9. Close relationship with brother and mother and grandmother.

But she never considers divorce. Wow. The domestic ideology that May describes so well trumps all of Emily’s innate instincts to create a life that satisfies her on a deep level and/or represents her most authentic way of being in the world. It is shockingly antiquated and inhumane to me.
And yet, Faludi is arguing that the sacrifice of authenticity for a perceived comfort is still very much alive and well.


She looks more at what role the media plays in conditioning our notions of comfort, rather than the social psychology underlining how we influence one another. With her trademark exhaustive research, Faludi establishes the ways in which domesticity and traditional gender roles (male=hero, tough; female=sacrificing, in mourning) were resurrected post 9.11.

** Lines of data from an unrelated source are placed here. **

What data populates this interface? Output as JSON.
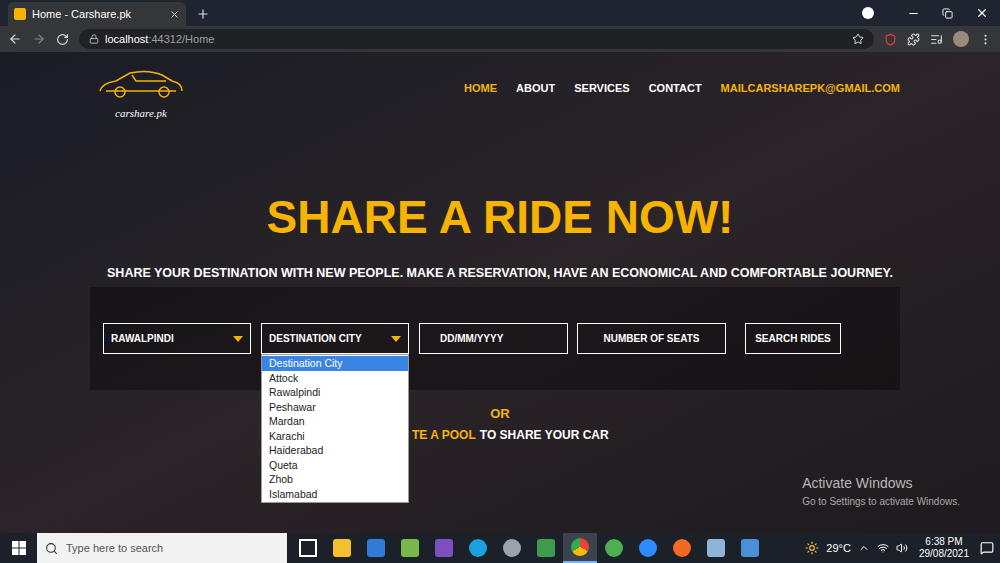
{
  "window": {
    "title": "Home - Carshare.pk"
  },
  "address": {
    "host": "localhost",
    "path": ":44312/Home"
  },
  "page": {
    "logo": "carshare.pk",
    "nav": [
      {
        "label": "HOME",
        "selected": true
      },
      {
        "label": "ABOUT",
        "selected": false
      },
      {
        "label": "SERVICES",
        "selected": false
      },
      {
        "label": "CONTACT",
        "selected": false
      }
    ],
    "contact_email": "MAILCARSHAREPK@GMAIL.COM",
    "hero": {
      "title": "SHARE A RIDE NOW!",
      "subtitle": "SHARE YOUR DESTINATION WITH NEW PEOPLE. MAKE A RESERVATION, HAVE AN ECONOMICAL AND COMFORTABLE JOURNEY."
    },
    "search": {
      "origin": "RAWALPINDI",
      "destination": {
        "value": "DESTINATION CITY",
        "expanded": true,
        "options": [
          {
            "label": "Destination City",
            "selected": true
          },
          {
            "label": "Attock",
            "selected": false
          },
          {
            "label": "Rawalpindi",
            "selected": false
          },
          {
            "label": "Peshawar",
            "selected": false
          },
          {
            "label": "Mardan",
            "selected": false
          },
          {
            "label": "Karachi",
            "selected": false
          },
          {
            "label": "Haiderabad",
            "selected": false
          },
          {
            "label": "Queta",
            "selected": false
          },
          {
            "label": "Zhob",
            "selected": false
          },
          {
            "label": "Islamabad",
            "selected": false
          }
        ]
      },
      "date_placeholder": "DD/MM/YYYY",
      "seats_placeholder": "NUMBER OF SEATS",
      "button": "SEARCH RIDES"
    },
    "or": "OR",
    "pool": {
      "link": "TE A POOL",
      "text": "TO SHARE YOUR CAR"
    }
  },
  "watermark": {
    "title": "Activate Windows",
    "text": "Go to Settings to activate Windows."
  },
  "taskbar": {
    "search_placeholder": "Type here to search",
    "apps": [
      {
        "kind": "taskview",
        "selected": false
      },
      {
        "kind": "explorer",
        "selected": false
      },
      {
        "kind": "blue",
        "selected": false
      },
      {
        "kind": "notepad",
        "selected": false
      },
      {
        "kind": "vs",
        "selected": false
      },
      {
        "kind": "skype",
        "selected": false
      },
      {
        "kind": "gray",
        "selected": false
      },
      {
        "kind": "excel",
        "selected": false
      },
      {
        "kind": "chrome",
        "selected": true
      },
      {
        "kind": "green",
        "selected": false
      },
      {
        "kind": "zoom",
        "selected": false
      },
      {
        "kind": "orange",
        "selected": false
      },
      {
        "kind": "files",
        "selected": false
      },
      {
        "kind": "camera",
        "selected": false
      }
    ],
    "weather": "29°C",
    "time": "6:38 PM",
    "date": "29/08/2021"
  }
}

Some of the most interesting material, for me, has been her research on “the lonely woman New Yorker with the barren womb.” Post 9.11 there were so many stories about how lonely and newly maternal women were feeling.
I was unsettled at this section and not only because I understood what was offensive about the media’s framing. I was also unsettled because I actually remember feeling some of these things. One of my first instincts on 9.11 (I was a senior at Barnard College), was to tell my boyfriend that I wanted to have a baby. Not seriously. I had neither job nor inclination, but that was something that bubbled up in me, as ridiculous as it might sound.
So no, I didn’t want to give up my career, move to the burbs and buy a Kitchen Aid mixer (as the media was framing these feelings), but I did feel suddenly sobered about what was important, who I wanted to be near, what I wanted to include in my life (mothering being a part of that). I think it’s important that while we critique the media, we also look at what parts of these reactions are very real and precious. I don’t like the idea of women running out for a white dress after national disasters (my thoughts on weddings are a whole can of worms), but I do like the idea of them having a sober moment to reflect on how critical relationships are.
So that’s all for now. More next week. This pairing is proving really fascinating. I’d love to hear your two cents–did you have relationship-focused or material instinct feelings post 9.11? Have you ever rushed into a marriage because it felt comfortable? Where do you think real, genuine comfort lies?